Happy New Year guys! Hope you had a good break because it seems like the market isn't going to give us much time to relax this year. Dramatic first week! It's important to not lose perspective. So let's take a step back.
It all began with Powell, at the end of November, hinting at a faster taper and dropping 'transitory' from the Fed's statement after the blowout CPI print, followed by the median projections for 2022 rising to 3 hikes in December. This, by itself, should have been hawkish enough for the market. However, we were dealing with some uncertainty around Omicron, and there were no other hawkish catalysts left for the year, which led to a bid in rates, as positions were cleared ahead of the holidays.
They returned this week and decided to put some of that risk back on with Omicron largely being considered macroeconomically insignificant (as the price of Oil and the data from South Africa and now London would indicate though we are still not sure how China deals with it). This got the selling (in rates) going, which was helped further, by the sizeable corporate issuance (January is usually busy) led by Financials. Then came the minutes! The key point was the Fed would begin shrinking the balance sheet soon - and by soon, they meant this year, probably after a couple of hikes. This was the final act of the play that had begun with Powell's testimony!
In this light, the repricing has been fair. The prospect of QT beginning in June or Sep has completely changed the net supply assumptions for 2022, which along with Fed's desire for a long, gradual hike cycle, made possible by punctuating hikes with balance sheet normalization, has helped re-steepen the curve. Markets should price in 3-4 hikes for 2022 as long as inflation doesn't dip materially, and there's room for reals to rise given household finances, a hot job market, and a relative increase in TIPS issuance. I believe the long-run real neutral rate for the US, while lower than in previous cycles, is a lot closer to 0 than the market indicates, despite the rise in debt.
Lord Zoltan argued for a 35bps increase in IOR (to go with a 20bps increase in RRP) to widen the RRP-IOR corridor to 25bps, the way it was back in 2016, if and when the Fed decided to move. While I agree with RRP being raised (only) by 20bps to the bottom of the target range, I don’t see why it’s necessary to pay 10bps extra on 3.8 trillion in reserves to banks. Nonetheless, markets agreed that SOFR-FF spreads would widen in 2022, as the RRP-IOR corridor would at least widen by 5bps.
In other markets, CAD-US spreads have corrected and Bunds are close to 0 thanks to this move in US rates. I still believe US markets have not thrown any tantrums so far, which is perhaps something to be wary of if one is looking to fade Whites - perhaps sell some EDZ2 puts? Though fading BoC March hike odds and CHF receivers might be the real opportunity.

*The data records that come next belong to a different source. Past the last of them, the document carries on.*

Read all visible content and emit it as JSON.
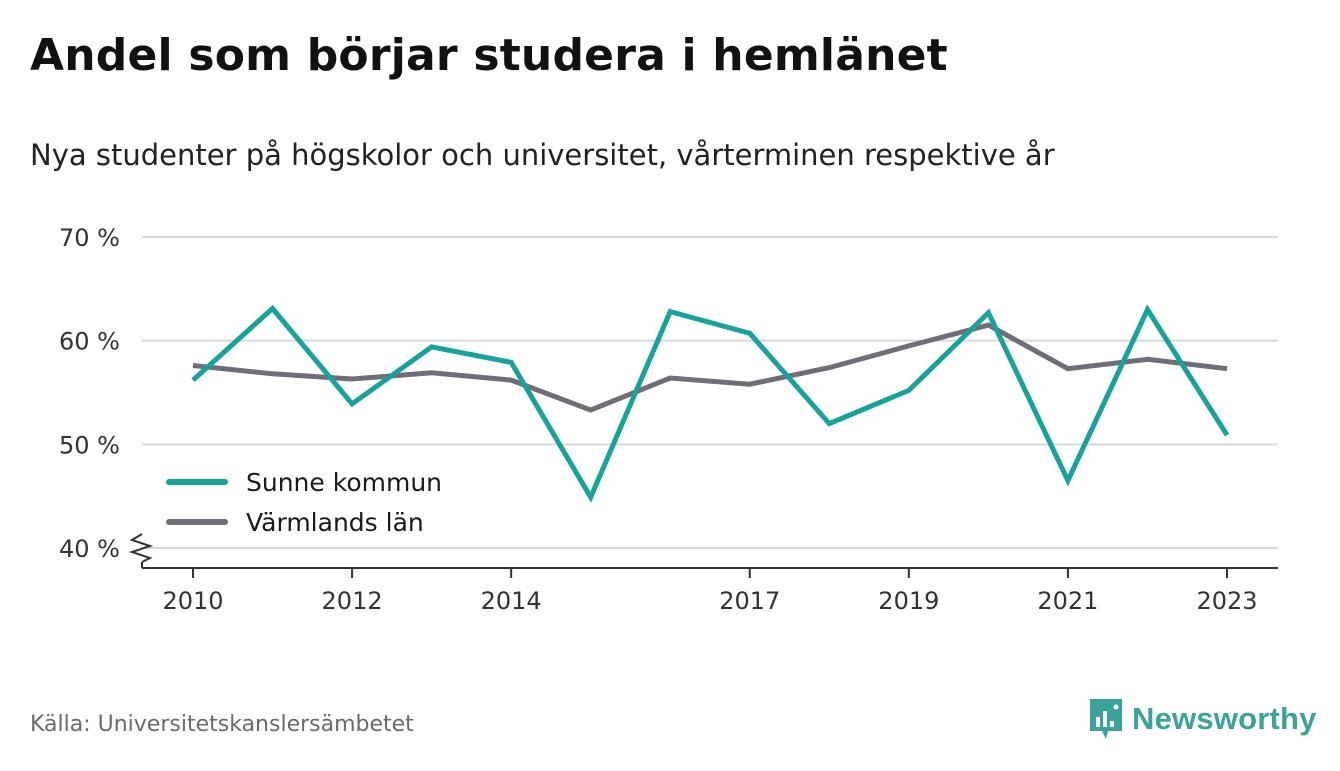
{
  "header": {
    "title": "Andel som börjar studera i hemlänet",
    "subtitle": "Nya studenter på högskolor och universitet, vårterminen respektive år"
  },
  "footer": {
    "source": "Källa: Universitetskanslersämbetet",
    "brand": "Newsworthy"
  },
  "colors": {
    "sunne": "#16a39a",
    "varmland": "#706d76",
    "grid": "#d9d9d9",
    "axis": "#333333",
    "brand": "#3aa39a"
  },
  "chart_data": {
    "type": "line",
    "x": [
      2010,
      2011,
      2012,
      2013,
      2014,
      2015,
      2016,
      2017,
      2018,
      2019,
      2020,
      2021,
      2022,
      2023
    ],
    "x_tick_labels": [
      "2010",
      "2012",
      "2014",
      "2017",
      "2019",
      "2021",
      "2023"
    ],
    "x_ticks": [
      2010,
      2012,
      2014,
      2017,
      2019,
      2021,
      2023
    ],
    "y_ticks": [
      40,
      50,
      60,
      70
    ],
    "y_tick_labels": [
      "40 %",
      "50 %",
      "60 %",
      "70 %"
    ],
    "ylim": [
      40,
      70
    ],
    "y_axis_break": true,
    "grid": true,
    "legend_position": "bottom-left",
    "series": [
      {
        "name": "Sunne kommun",
        "values": [
          56.2,
          63.1,
          53.9,
          59.4,
          57.9,
          44.9,
          62.8,
          60.7,
          52.0,
          55.2,
          62.7,
          46.5,
          63.0,
          50.9
        ]
      },
      {
        "name": "Värmlands län",
        "values": [
          57.6,
          56.8,
          56.3,
          56.9,
          56.2,
          53.3,
          56.4,
          55.8,
          57.4,
          59.5,
          61.5,
          57.3,
          58.2,
          57.3
        ]
      }
    ]
  }
}
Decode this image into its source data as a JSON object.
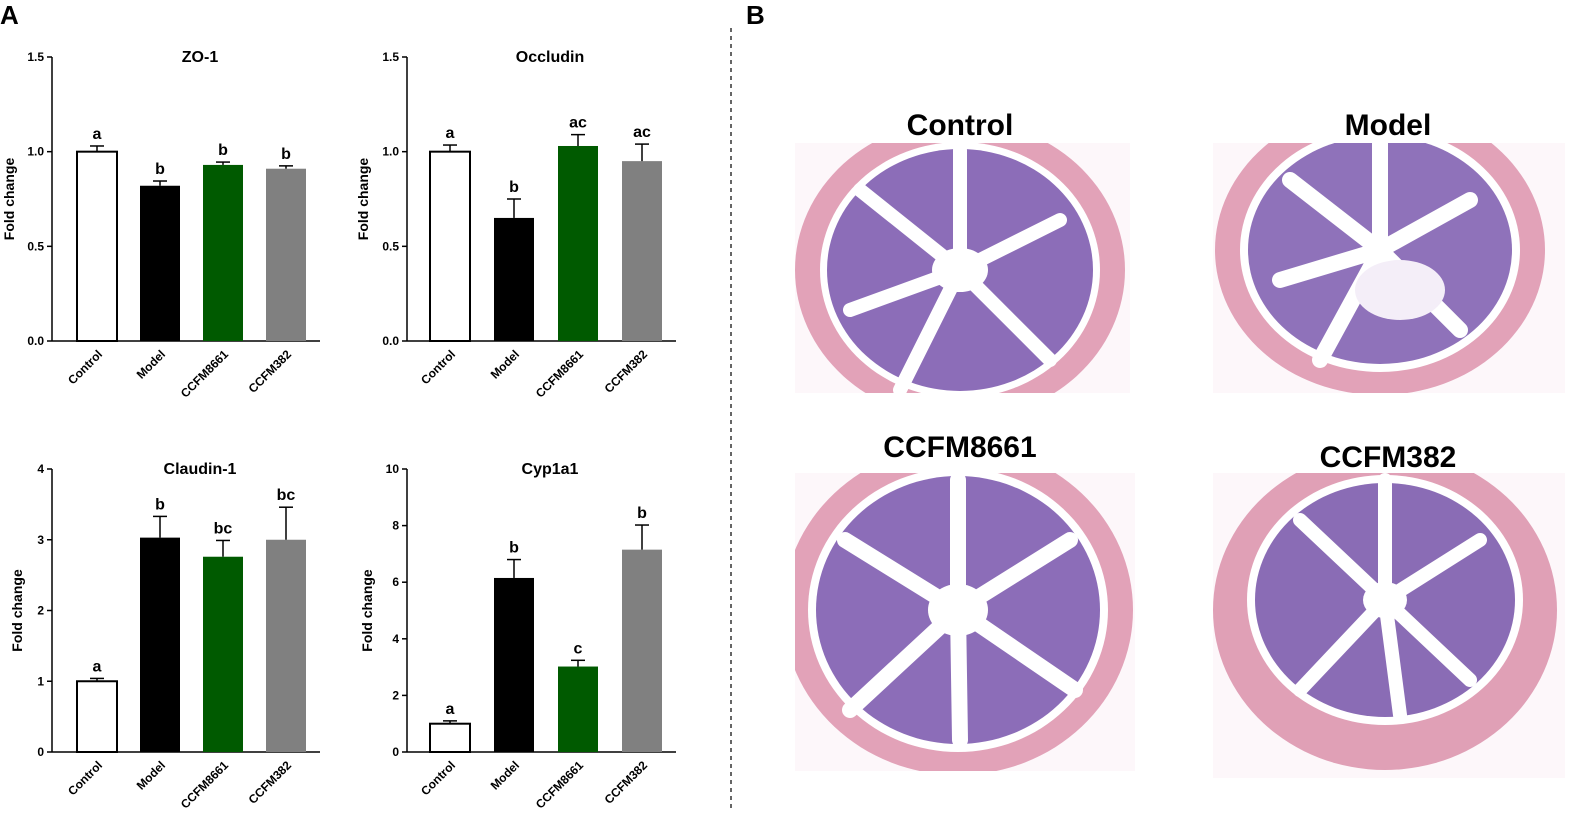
{
  "panels": {
    "a": "A",
    "b": "B"
  },
  "chart_data": [
    {
      "type": "bar",
      "title": "ZO-1",
      "ylabel": "Fold change",
      "ylim": [
        0,
        1.5
      ],
      "yticks": [
        "0.0",
        "0.5",
        "1.0",
        "1.5"
      ],
      "categories": [
        "Control",
        "Model",
        "CCFM8661",
        "CCFM382"
      ],
      "values": [
        1.0,
        0.82,
        0.93,
        0.91
      ],
      "errors": [
        0.03,
        0.025,
        0.015,
        0.015
      ],
      "letters": [
        "a",
        "b",
        "b",
        "b"
      ],
      "colors": [
        "#ffffff",
        "#000000",
        "#005a00",
        "#808080"
      ]
    },
    {
      "type": "bar",
      "title": "Occludin",
      "ylabel": "Fold change",
      "ylim": [
        0,
        1.5
      ],
      "yticks": [
        "0.0",
        "0.5",
        "1.0",
        "1.5"
      ],
      "categories": [
        "Control",
        "Model",
        "CCFM8661",
        "CCFM382"
      ],
      "values": [
        1.0,
        0.65,
        1.03,
        0.95
      ],
      "errors": [
        0.035,
        0.1,
        0.06,
        0.09
      ],
      "letters": [
        "a",
        "b",
        "ac",
        "ac"
      ],
      "colors": [
        "#ffffff",
        "#000000",
        "#005a00",
        "#808080"
      ]
    },
    {
      "type": "bar",
      "title": "Claudin-1",
      "ylabel": "Fold change",
      "ylim": [
        0,
        4
      ],
      "yticks": [
        "0",
        "1",
        "2",
        "3",
        "4"
      ],
      "categories": [
        "Control",
        "Model",
        "CCFM8661",
        "CCFM382"
      ],
      "values": [
        1.0,
        3.03,
        2.76,
        3.0
      ],
      "errors": [
        0.04,
        0.3,
        0.23,
        0.46
      ],
      "letters": [
        "a",
        "b",
        "bc",
        "bc"
      ],
      "colors": [
        "#ffffff",
        "#000000",
        "#005a00",
        "#808080"
      ]
    },
    {
      "type": "bar",
      "title": "Cyp1a1",
      "ylabel": "Fold change",
      "ylim": [
        0,
        10
      ],
      "yticks": [
        "0",
        "2",
        "4",
        "6",
        "8",
        "10"
      ],
      "categories": [
        "Control",
        "Model",
        "CCFM8661",
        "CCFM382"
      ],
      "values": [
        1.0,
        6.15,
        3.02,
        7.15
      ],
      "errors": [
        0.1,
        0.65,
        0.22,
        0.87
      ],
      "letters": [
        "a",
        "b",
        "c",
        "b"
      ],
      "colors": [
        "#ffffff",
        "#000000",
        "#005a00",
        "#808080"
      ]
    }
  ],
  "histology": {
    "labels": [
      "Control",
      "Model",
      "CCFM8661",
      "CCFM382"
    ],
    "colors": {
      "tissue_pink": "#e8a6bc",
      "tissue_purple": "#8a6cb5",
      "lumen": "#ffffff"
    }
  }
}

Next week we get CPI, which is expected at 0.5% on the month. Those with steepeners would be hoping for a weaker print. I am looking forward to Powell and Brainard for any clarity on the pace of QT and the eventual size of the balance sheet. FOMC participants showed a lot of optimism around the Standing Repo Facility as being a solution to managing the policy rate in an ‘excess but not excessive’ reserves regime, though the design has several holes and might not work the way think it should. 3s, 10s, and 30s should provide an option for real money to buy in, though we could also get huge tails like Feb 2021. While the 1.77 level in 10s is sticky, might not want to buy bonds until they write about convexity hedging :)
Thoughts?
Nice work! I totally agree with your idea that the market’s estimation of R* is way too low. I would add that most of the issue is the level of 5y5y OIS. I can’t really argue with 5y5y inflation at ~2.5%.